September 25 2022 8:27 AM E-paper Subscribe Sign in My Account Sign out

Why is Jordan run this way?

Maher abu tair
Maher Abu Tair (Photo: Jordan News)
We need to be honest here. Jordan, in an unusual way, since the beginning of 2021, has been experiencing very sensitive times at all levels. We need to figure out what is happening with the way our daily affairs are managed, because based on what we are witnessing, the administration is feeble, relying only on reactions, wherever one is needed.اضافة اعلان

This really is a strange year. From its onset, we have been witnessing a new story every two days. No sane person can consider that the daily management of developments is adequate. It adopts an approach based on placing crises on the back burner, a practice that generates more trouble later. This is especially true when a group within the establishment argues that crises are normal events that happen everywhere in the world, in a bid to downplay the seriousness of the issue. They argue that, at the end of the day, these problems cannot be prevented but must be solved. They forget that our local experience is shared by few other countries in the world. They also forget that other countries do not only seek to address symptoms, but rather tackle the root causes of the challenges they face.

Take political reform, for example. It is characterized with slow progress and engagement in dialogues at different levels, involving numerous issues at once We cannot afford this sluggishness, especially since we have hundreds of documents addressing reform, including the National Charter, the National Agenda, and the National Dialogue Committee, as well as hundreds of hours spent debating the issue by lawmakers and inside the government, which selects the figures to take part from political circles and others. This means that we are just buying time. If there was any political will to carry out reform, we could have benefited from this rich heritage, rather than throw a brainstorming session in which we are invited to work out laws related to elections, political parties, and other political reform-related files.

Apart from political reform, the issue of public services is worrying. The power outage, for example, albeit a possible occurrence in any country, opens the door for questions about the chance of similar emergencies in the future. What if the Israeli gas supply (stolen from the Palestinians) stops and we face disruptions in the supply of water and electricity or telecom services? We will see gas stations and ATMs totally dysfunctional and hospitals at risk, especially if the outage exceeds the usual few hours. This raises a question to the government — any incumbent government — regarding contingency plans for all utilities. Just few months ago, we experienced a major crisis in the form of an oxygen outage at Salt Hospital. Furthermore, we have a water shortage at hand, which will deepen in the summer. This will adversely affect the quality in Jordan.

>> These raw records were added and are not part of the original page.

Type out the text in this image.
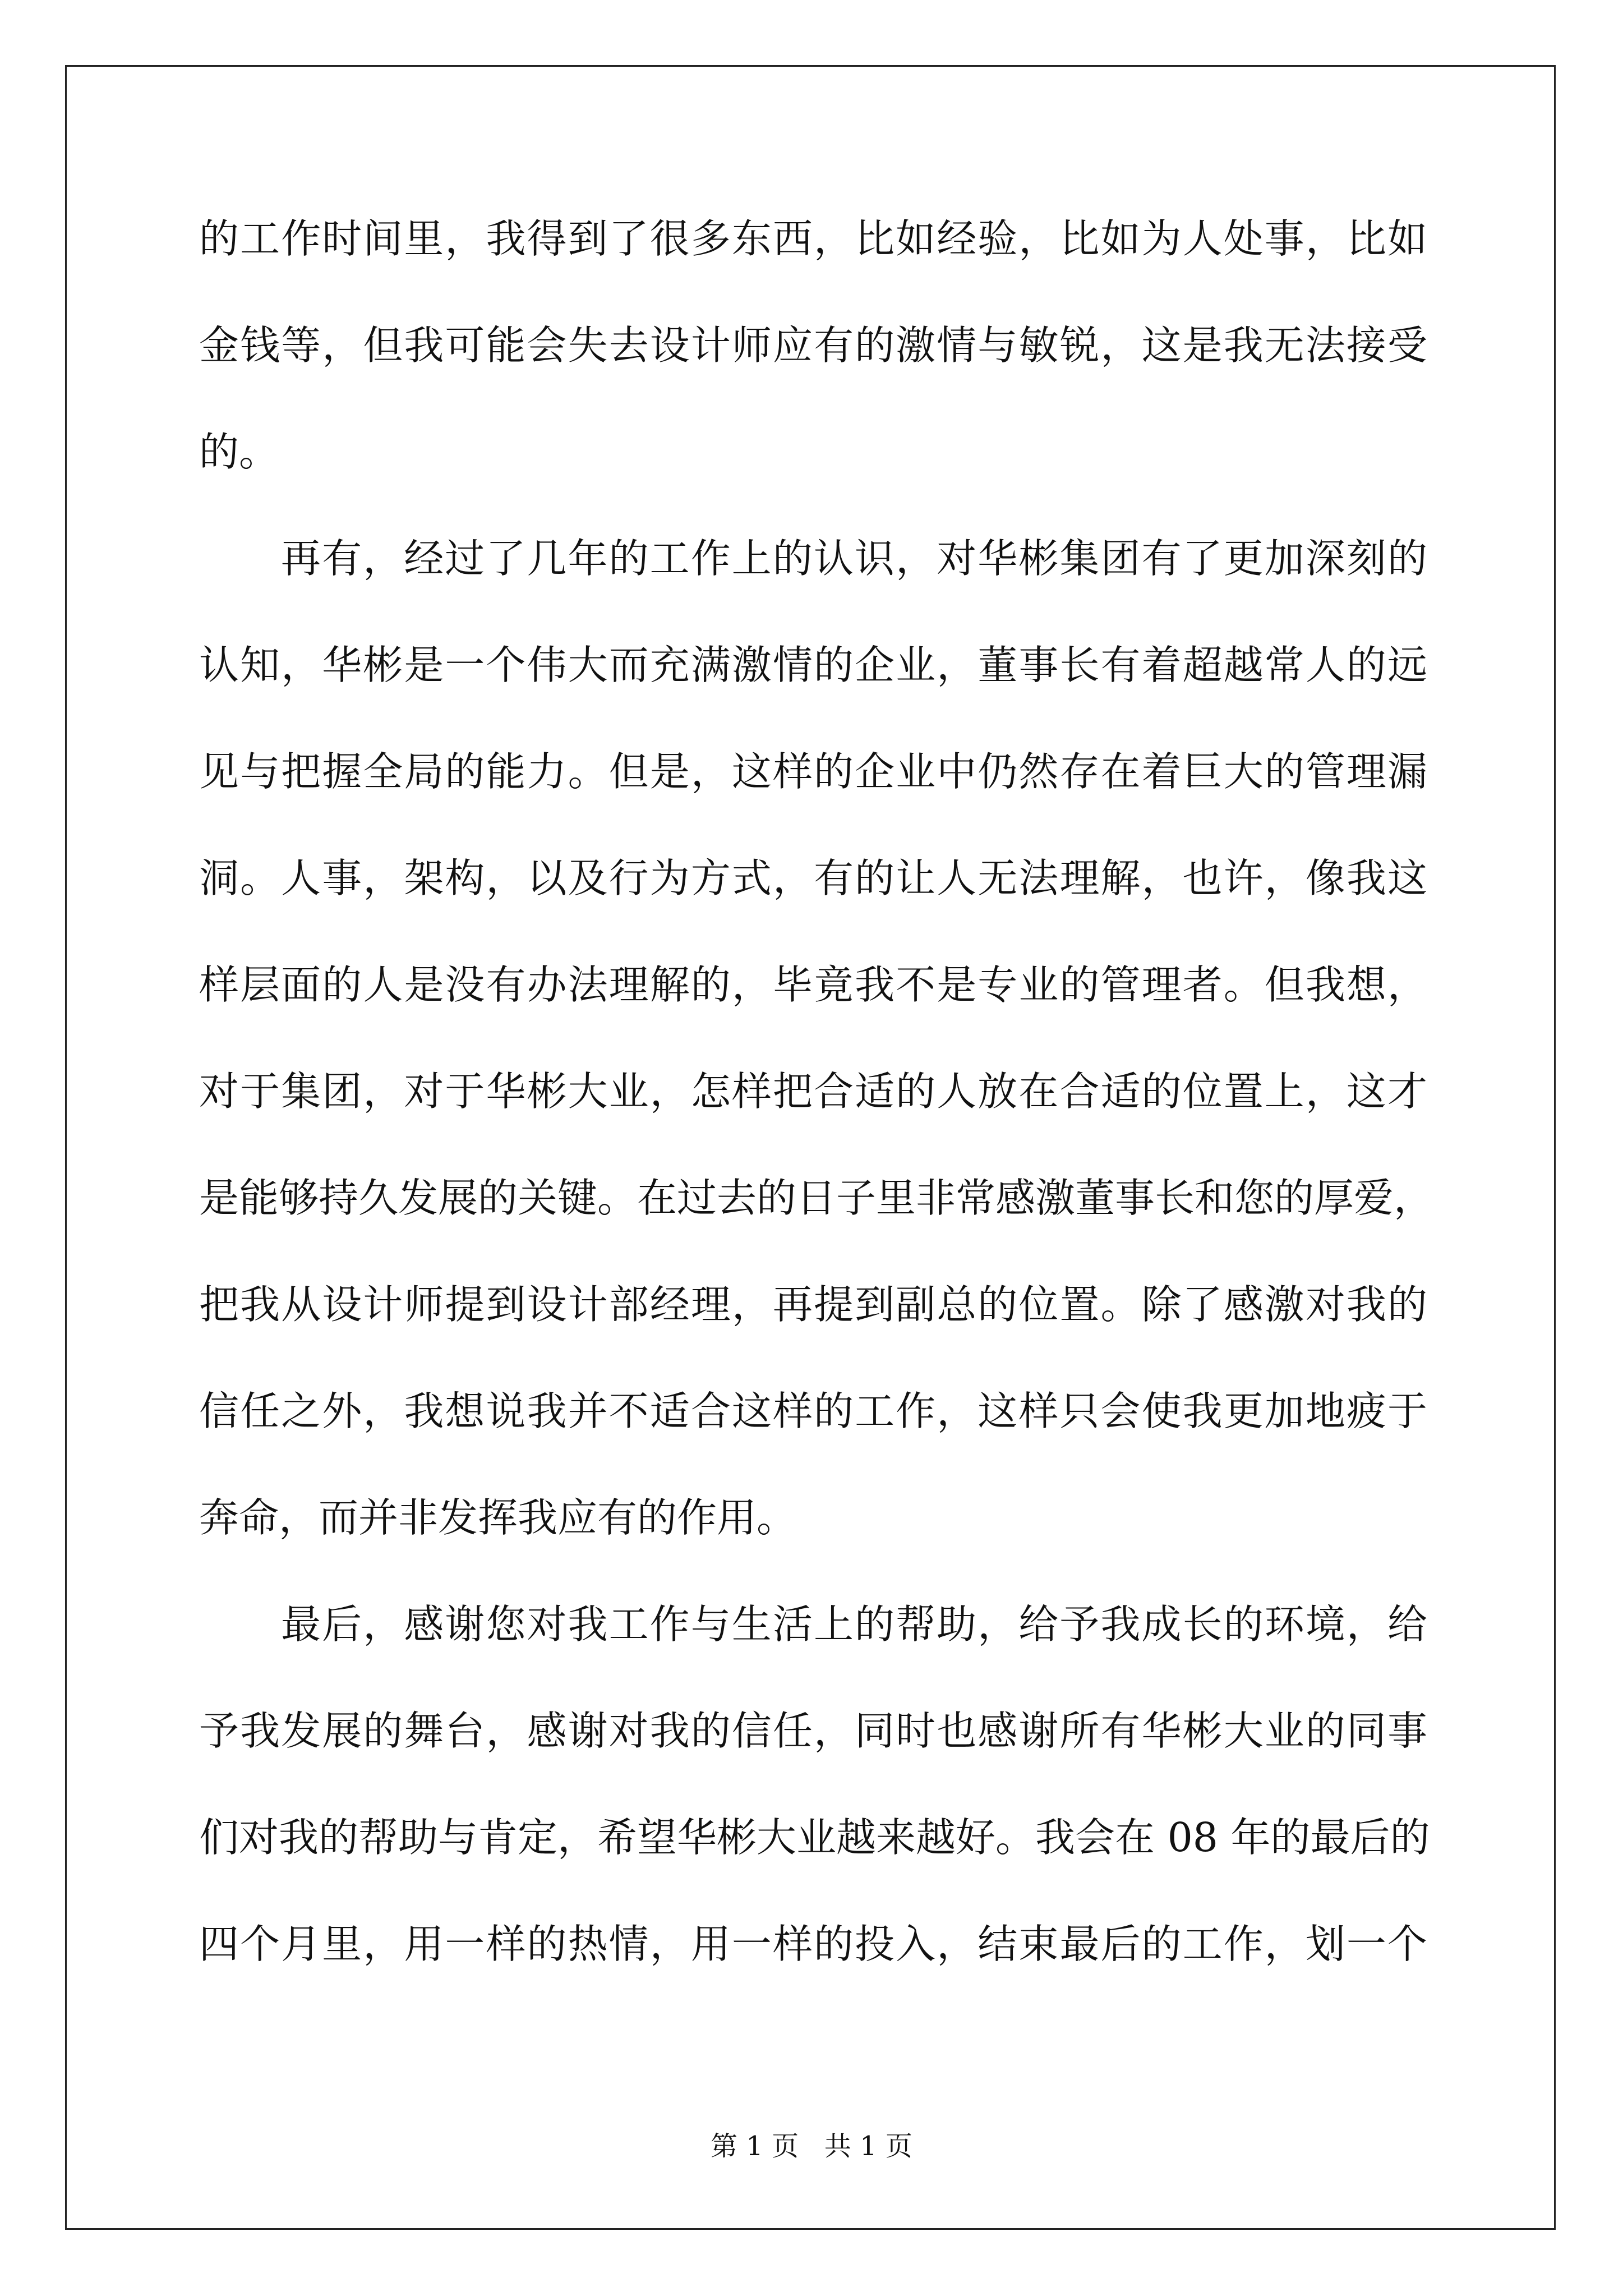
的工作时间里，我得到了很多东西，比如经验，比如为人处事，比如
金钱等，但我可能会失去设计师应有的激情与敏锐，这是我无法接受
的。
再有，经过了几年的工作上的认识，对华彬集团有了更加深刻的
认知，华彬是一个伟大而充满激情的企业，董事长有着超越常人的远
见与把握全局的能力。但是，这样的企业中仍然存在着巨大的管理漏
洞。人事，架构，以及行为方式，有的让人无法理解，也许，像我这
样层面的人是没有办法理解的，毕竟我不是专业的管理者。但我想，
对于集团，对于华彬大业，怎样把合适的人放在合适的位置上，这才
是能够持久发展的关键。在过去的日子里非常感激董事长和您的厚爱，
把我从设计师提到设计部经理，再提到副总的位置。除了感激对我的
信任之外，我想说我并不适合这样的工作，这样只会使我更加地疲于
奔命，而并非发挥我应有的作用。
最后，感谢您对我工作与生活上的帮助，给予我成长的环境，给
予我发展的舞台，感谢对我的信任，同时也感谢所有华彬大业的同事
们对我的帮助与肯定，希望华彬大业越来越好。我会在 08 年的最后的
四个月里，用一样的热情，用一样的投入，结束最后的工作，划一个
第 1 页   共 1 页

Is it possible that infrastructure and vital utilities will be reviewed in a way that ensures Jordan will not be susceptible to great dangers under certain emerging circumstances?

In addition, there is the economic file, including the growing public debt. It is apparent that the figures listed in the 2021 state budget are different from reality, which is expected, given the difficult economy. This will naturally lead to an increasing deficit and we will close this year financial statements with alarming figures. Unemployment, price hikes, and poverty are seeing major changes. No one has intervened to solve these problems by addressing their root causes. We all know that this has led to the social crisis we are witnessing now; and it is snowballing, giving us the impression that the future does not look good.

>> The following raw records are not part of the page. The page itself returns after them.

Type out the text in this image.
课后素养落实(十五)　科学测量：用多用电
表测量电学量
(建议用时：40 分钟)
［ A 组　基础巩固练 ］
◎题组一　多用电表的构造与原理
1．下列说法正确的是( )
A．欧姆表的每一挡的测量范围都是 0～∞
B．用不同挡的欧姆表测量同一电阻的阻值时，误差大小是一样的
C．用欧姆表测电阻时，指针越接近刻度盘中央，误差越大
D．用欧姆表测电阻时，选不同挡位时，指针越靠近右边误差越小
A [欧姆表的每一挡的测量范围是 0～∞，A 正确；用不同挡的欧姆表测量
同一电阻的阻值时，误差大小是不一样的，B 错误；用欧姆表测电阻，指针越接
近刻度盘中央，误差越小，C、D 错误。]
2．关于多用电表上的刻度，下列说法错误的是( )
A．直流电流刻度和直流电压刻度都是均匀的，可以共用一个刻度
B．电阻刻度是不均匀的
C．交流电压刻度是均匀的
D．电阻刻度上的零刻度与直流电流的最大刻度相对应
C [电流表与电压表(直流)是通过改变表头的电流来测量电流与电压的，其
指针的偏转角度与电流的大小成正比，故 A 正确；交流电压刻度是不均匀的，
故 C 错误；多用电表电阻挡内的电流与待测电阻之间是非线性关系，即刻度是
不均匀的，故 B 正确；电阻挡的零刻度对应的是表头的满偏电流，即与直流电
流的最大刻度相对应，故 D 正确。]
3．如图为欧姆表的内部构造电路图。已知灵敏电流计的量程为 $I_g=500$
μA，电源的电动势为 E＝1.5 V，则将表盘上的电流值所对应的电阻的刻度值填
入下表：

Another example is foreign policy. Jordan’s role has been trimmed down, as our stands on regional and international affairs have been on the decline. It is as if we are required to be there, but remain invisible. However, the government has been adopting a neutral stance, showing self-restraint and attempting to bring about balance to the situation. Such policies are understandable, but the inevitable result is that Jordan is pushed out as a regional influence and the country is not taken into the calculations made by regional and world powers. If the official position is justifiable for its own reasons, it remains unquestionable that compromising on our regional influence will weaken the county at more than one level.

It is about time Jordan was run differently. Domestic crises and regional turbulence literally require us to adopt a different kind of management. The message is that if we want to survive, it is now or never.